Almost 33,000 Bedfordshire patients had data stolen in cyber attack
- 3 June 2026
- Bedfordshire Hospitals NHS Trust says data relating to almost 33,000 patients was stolen and published online following the 2024 Synnovis ransomware attack
- The compromised information may include names, dates of birth, NHS numbers, postcodes and test results
- The trust says there is currently no evidence the data has been accessed or misused
Bedfordshire Hospitals NHS Foundation Trust has revealed that almost 33,000 of its patients had personal data stolen and published online following a major ransomware cyber attack two years ago.
In a statement published on 1 June 2026, the trust said the stolen data came from administrative files rather than an operational database and may relate to historic test activity carried out before November 2020.
The trust said the data may relate to individuals who received laboratory or diagnostic tests at Bedford Hospital or Luton and Dunstable Hospital between 2011 and 2020.

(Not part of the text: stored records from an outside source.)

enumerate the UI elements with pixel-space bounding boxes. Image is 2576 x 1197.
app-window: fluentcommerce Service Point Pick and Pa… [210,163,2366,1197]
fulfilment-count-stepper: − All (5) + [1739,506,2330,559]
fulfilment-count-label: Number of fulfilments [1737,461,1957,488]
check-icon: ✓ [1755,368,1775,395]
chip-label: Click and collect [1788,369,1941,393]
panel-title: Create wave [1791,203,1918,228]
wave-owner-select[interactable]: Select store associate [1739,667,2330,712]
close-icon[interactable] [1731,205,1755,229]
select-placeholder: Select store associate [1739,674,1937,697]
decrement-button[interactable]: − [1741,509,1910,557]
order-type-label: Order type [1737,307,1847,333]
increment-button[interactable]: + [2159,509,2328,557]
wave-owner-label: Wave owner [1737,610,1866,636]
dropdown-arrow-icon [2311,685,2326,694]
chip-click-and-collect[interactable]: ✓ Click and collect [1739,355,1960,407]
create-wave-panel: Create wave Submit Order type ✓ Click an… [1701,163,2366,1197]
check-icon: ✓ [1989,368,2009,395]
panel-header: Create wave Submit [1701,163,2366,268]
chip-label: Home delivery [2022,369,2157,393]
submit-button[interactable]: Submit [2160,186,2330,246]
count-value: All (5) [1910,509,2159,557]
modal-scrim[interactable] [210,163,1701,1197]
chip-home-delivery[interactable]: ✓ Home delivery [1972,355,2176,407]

The information involved may have included patients’ names, date of births, patient numbers, NHS numbers, postcodes and test results. Analysis by Synnovis suggests the stolen data related to approximately 32,927 individuals.
The ransomware attack on pathology supplier Synnovis occurred in June 2024, disrupting services across a number of NHS organisations. Nationally, the incident led to 10,152 acute outpatient appointments and 1,710 elective procedures being postponed.
The trust said, “because the stolen data was highly unstructured and fragmented, it took an extended period of technical analysis to determine what was taken and how it might relate to specific organisations and individuals”.
It added that “the supplier continues to monitor online forums where the material was published and has obtained a court injunction prohibiting third parties from accessing, sharing, publishing or misusing the stolen data”.
“While the data remains present in those places, publication alone does not mean that it has been used in a harmful way. At this time, we are not aware of any evidence that the information has been accessed or used inappropriately,” the statement said.
A spokesperson for Synnovis said: “While we understand that patients may be concerned, expert advice indicates that the risk to individuals is low.
“The fragmented and complex nature of the stolen data means significant specialist time and effort is required to access it, which is a strong deterrent to anybody with ill-intent.
“Nevertheless, we exhausted every measure available to us to minimise harm to patients, including successfully applying for an injunction to restrict the further sharing of this data.”
As a precaution, the trust recommends patients “remain alert to any unexpected communications asking for personal information”, “avoid clicking on links or opening attachments from unknown sources”, and “be cautious of unsolicited calls, emails or texts that reference your information”.
The statement added: “We recognise that news of a cyber-incident involving a supplier may be concerning.
“While this incident did not occur within our own systems, we take the protection of personal data seriously and are committed to ongoing oversight of our suppliers and the security arrangements in place.”
Cyber security expert Saif Abed, founding partner at the AbedGraham Group, told Digital Health News that “a two-year delay is unacceptable across all parties involved”.
“Additionally, the reassurances provided about the ease with which the compromised data can be analysed and used to identify patients do not chime with the known capabilities of adversaries that now have this type of data.
“NHS patient data is now out there and subject to extensive misuse without any recourse for those affected or any confidence that this will not simply happen again,” he added.
Last year, Abed called for a public inquiry into the Synnovis ransomware attack.